Acupuncture is a natural and gentle treatment that involves the insertion of fine needles in specific points along the body that are considered to either directly relate to or influence the disorder that your Acupuncturist is seeking to balance. For more information we refer you to the Acupuncture Evidence Project to help you determine whether TCM may be the treatment of choice for your particular disorder. However, we advise that there are many other conditions that may be helped, managed or supported with TCM but for which there is still insufficient western scientific evidence.


 This is a treatment technique in which local suction is created on the skin to allow toxins and stagnant blood flow to rise to the surface. Clearing stagnations stimulates tissue repair and facilitates restoration of function.
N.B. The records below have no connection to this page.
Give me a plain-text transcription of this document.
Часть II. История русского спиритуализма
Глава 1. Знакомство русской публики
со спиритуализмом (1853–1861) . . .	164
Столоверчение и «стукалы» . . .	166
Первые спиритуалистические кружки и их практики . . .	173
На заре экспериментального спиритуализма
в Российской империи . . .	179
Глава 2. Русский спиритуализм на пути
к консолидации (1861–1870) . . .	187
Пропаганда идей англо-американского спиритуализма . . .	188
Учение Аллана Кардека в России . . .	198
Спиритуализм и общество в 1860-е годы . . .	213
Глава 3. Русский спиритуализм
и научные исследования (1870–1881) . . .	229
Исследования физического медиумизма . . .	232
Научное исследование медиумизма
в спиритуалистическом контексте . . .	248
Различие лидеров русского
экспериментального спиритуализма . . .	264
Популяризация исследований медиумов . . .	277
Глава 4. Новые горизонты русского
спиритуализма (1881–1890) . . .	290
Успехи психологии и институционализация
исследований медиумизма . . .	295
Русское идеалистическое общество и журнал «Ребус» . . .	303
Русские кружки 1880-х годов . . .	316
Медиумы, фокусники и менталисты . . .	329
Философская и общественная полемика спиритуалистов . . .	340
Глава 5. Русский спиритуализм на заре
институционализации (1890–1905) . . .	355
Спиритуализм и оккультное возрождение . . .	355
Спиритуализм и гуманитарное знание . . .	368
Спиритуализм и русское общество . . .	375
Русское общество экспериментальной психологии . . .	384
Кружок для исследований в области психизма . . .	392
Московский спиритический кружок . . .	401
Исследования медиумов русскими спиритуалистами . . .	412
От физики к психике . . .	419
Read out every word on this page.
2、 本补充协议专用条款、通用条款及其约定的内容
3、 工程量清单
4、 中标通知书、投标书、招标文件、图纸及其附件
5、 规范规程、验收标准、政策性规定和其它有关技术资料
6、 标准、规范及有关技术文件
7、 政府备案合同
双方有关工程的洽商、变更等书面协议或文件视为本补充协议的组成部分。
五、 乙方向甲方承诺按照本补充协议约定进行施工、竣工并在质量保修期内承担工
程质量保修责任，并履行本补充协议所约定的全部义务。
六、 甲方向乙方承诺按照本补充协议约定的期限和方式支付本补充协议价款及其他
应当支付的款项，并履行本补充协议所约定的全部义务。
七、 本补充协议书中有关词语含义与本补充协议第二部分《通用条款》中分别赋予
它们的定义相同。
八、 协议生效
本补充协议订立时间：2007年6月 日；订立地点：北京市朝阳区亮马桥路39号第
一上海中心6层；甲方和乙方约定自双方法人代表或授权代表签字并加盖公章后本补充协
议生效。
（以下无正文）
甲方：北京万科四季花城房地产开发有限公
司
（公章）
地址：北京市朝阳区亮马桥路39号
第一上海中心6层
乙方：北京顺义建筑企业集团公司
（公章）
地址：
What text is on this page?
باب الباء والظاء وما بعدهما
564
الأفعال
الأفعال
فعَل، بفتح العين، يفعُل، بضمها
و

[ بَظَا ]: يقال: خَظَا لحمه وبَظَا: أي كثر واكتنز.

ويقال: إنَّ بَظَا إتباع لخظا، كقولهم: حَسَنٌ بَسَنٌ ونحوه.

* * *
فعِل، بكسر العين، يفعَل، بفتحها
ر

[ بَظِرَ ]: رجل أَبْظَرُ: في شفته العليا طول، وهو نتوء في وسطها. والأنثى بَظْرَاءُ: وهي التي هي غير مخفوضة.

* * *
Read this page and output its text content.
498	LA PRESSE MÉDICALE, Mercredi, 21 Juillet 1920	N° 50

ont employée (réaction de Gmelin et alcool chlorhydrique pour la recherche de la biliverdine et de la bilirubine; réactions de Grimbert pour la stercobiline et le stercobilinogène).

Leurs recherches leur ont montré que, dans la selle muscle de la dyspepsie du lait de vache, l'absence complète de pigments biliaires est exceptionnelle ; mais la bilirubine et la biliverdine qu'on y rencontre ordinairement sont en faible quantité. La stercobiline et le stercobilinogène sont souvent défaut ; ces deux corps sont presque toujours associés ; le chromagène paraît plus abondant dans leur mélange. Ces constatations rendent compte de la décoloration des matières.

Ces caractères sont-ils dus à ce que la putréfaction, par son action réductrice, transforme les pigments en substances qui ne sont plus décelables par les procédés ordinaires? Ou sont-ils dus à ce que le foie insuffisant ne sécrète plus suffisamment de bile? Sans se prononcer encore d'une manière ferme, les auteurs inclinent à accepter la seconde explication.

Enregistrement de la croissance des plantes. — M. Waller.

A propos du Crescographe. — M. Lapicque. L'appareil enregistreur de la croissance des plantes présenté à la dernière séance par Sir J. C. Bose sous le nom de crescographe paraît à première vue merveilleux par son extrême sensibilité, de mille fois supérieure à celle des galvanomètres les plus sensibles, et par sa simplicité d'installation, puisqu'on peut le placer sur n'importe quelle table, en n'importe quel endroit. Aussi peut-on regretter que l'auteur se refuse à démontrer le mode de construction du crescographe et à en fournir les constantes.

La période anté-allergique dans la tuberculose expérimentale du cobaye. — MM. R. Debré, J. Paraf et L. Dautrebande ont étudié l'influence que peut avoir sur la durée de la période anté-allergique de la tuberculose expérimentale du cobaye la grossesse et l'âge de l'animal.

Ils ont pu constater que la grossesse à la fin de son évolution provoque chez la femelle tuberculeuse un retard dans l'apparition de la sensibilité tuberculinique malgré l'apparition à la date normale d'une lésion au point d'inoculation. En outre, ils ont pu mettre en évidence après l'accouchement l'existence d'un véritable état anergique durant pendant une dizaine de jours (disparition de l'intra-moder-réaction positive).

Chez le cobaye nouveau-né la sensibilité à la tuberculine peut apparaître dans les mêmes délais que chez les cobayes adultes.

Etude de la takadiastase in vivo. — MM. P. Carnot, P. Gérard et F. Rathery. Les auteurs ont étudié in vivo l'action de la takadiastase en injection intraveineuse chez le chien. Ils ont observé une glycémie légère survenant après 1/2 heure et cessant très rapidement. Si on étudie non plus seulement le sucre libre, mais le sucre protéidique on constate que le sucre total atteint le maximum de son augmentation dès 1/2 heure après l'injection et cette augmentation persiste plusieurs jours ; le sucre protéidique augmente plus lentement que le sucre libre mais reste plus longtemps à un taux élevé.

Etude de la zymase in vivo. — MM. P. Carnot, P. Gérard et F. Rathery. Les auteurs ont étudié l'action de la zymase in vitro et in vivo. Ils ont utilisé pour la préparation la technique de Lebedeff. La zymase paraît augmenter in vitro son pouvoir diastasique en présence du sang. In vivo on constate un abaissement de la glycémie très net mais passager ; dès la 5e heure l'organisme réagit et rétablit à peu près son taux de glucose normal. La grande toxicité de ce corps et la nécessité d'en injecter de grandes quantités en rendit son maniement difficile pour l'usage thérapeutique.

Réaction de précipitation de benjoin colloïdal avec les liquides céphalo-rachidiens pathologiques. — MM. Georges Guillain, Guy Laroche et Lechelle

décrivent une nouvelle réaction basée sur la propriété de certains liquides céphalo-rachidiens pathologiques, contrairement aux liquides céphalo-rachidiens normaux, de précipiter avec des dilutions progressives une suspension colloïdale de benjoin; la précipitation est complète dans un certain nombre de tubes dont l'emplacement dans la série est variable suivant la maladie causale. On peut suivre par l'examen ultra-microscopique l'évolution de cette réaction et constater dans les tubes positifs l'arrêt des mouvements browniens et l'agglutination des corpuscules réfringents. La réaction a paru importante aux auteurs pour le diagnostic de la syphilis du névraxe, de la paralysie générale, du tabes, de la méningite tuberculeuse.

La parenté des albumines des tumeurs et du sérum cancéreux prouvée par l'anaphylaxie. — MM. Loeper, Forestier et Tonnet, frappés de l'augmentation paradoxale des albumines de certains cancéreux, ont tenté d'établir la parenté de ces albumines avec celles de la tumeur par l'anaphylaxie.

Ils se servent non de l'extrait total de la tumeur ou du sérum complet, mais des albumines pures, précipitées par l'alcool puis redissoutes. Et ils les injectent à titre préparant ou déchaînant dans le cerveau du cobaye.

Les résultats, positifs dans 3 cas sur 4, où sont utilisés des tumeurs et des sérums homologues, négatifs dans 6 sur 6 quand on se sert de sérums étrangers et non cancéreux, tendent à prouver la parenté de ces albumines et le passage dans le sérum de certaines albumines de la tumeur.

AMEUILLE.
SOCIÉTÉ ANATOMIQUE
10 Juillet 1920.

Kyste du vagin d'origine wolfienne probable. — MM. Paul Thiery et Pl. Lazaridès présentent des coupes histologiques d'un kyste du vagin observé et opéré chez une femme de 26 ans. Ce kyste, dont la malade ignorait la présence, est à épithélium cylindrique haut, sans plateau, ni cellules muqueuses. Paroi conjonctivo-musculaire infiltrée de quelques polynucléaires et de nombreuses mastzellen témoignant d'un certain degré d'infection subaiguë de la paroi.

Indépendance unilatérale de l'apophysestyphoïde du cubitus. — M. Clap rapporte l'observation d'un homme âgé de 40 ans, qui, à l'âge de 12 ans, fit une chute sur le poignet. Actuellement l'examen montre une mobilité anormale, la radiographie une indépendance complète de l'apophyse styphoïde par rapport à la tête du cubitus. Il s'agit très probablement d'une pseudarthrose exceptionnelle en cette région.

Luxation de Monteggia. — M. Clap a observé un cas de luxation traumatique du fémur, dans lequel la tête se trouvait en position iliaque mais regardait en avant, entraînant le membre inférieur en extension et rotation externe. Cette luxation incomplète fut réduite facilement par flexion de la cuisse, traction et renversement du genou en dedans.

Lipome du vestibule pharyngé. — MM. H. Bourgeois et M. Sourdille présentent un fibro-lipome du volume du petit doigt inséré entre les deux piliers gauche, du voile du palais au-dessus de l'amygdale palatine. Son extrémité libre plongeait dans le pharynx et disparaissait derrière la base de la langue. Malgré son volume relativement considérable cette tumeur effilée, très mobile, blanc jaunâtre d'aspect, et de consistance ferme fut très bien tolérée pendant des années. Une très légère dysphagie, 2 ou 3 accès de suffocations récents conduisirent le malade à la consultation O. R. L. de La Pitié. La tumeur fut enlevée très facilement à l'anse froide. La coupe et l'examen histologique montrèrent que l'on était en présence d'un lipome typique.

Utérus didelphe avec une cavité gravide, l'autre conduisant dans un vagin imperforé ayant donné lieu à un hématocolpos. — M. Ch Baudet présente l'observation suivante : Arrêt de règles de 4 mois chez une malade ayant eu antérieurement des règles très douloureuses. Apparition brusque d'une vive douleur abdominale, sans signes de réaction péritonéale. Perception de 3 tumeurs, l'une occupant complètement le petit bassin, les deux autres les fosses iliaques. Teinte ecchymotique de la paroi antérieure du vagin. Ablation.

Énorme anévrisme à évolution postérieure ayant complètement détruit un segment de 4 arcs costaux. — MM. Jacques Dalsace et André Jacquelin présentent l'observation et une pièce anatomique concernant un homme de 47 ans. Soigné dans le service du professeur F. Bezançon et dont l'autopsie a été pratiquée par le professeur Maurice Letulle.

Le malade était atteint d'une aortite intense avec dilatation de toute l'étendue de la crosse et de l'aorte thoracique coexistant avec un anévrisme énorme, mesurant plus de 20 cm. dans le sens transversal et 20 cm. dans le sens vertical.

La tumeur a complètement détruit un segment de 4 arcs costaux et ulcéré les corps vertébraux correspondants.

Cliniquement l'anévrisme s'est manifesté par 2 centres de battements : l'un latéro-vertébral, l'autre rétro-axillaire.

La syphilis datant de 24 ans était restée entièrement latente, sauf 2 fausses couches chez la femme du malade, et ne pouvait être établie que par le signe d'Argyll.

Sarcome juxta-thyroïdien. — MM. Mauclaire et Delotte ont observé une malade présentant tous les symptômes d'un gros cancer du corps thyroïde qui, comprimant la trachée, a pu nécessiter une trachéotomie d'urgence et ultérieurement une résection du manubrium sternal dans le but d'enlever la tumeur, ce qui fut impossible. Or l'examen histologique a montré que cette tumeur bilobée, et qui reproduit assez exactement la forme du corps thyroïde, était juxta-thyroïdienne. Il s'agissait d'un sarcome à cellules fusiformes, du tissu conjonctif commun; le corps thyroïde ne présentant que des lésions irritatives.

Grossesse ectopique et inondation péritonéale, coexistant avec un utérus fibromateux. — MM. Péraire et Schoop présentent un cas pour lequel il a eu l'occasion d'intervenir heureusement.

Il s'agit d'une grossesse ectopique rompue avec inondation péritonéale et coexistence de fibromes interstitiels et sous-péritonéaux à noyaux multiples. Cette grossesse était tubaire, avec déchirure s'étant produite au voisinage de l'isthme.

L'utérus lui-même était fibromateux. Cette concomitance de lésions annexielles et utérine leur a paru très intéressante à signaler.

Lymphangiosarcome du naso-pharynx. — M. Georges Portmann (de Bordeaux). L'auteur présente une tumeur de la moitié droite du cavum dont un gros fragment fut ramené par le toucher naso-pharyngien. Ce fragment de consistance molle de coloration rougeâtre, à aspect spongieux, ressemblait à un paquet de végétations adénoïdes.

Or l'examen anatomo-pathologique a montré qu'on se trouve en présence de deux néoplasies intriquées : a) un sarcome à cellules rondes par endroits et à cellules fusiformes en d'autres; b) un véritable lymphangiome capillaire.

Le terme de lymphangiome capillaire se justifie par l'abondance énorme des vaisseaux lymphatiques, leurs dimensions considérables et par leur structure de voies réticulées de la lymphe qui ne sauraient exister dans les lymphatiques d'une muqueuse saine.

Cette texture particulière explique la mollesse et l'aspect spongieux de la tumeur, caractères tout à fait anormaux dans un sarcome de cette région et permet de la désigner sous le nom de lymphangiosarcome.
Cupping is commonly used by practitioners to address conditions such as asthma, the common cold, pneumonia and bronchitis, gynaecological disorders, pain conditions and skin complaints.


 A form of thermal treatment that some Acupuncturists use to address, among other things, the symptoms of chronic musculoskeletal conditions, head colds and flu. The method often involves placing a small amount of mugwort herb in the centre of a disc that sits on the body. The practitioner then lights the herb, the warming effect of which penetrates the protective disc gently warming the selected acupuncture points.

Ear Acupuncture

 Also known as auricular therapy, it is based on the principles of Traditional Chinese Medicine and is regularly incorporated into an acupuncture treatment session. Widely used by therapists who aim to assist in the management of addictions, mood disturbances, obesity and pain.

How Long Will It Take To Achieve Results?

In general, acute conditions require fewer treatments and chronic conditions often need a longer commitment to regular treatment. Since every client’s health condition and constitution is unique, the number of and frequency of treatments varies. Many clients report experiencing some relief after the first few treatments. Just like the seasons, healing occurs in cycles. Recovery may include periods of change and then may plateau. While undergoing therapy for one aliment, other problems may resolve and over time, general health and wellbeing may be enhanced.

Six wooden spoons containing dried herbs and leaves

Chinese Medicine works best when patients are dedicated to their own healing, by adopting healthy daily habits (balanced and informed nutrition, exercise, stress-reduction). Because TCM has such a strong preventative component and is often employed to maintain health rather than to treat illness, TCM practitioners in China were once paid to keep people well and were not paid when they were required to treat a patient who had fallen ill.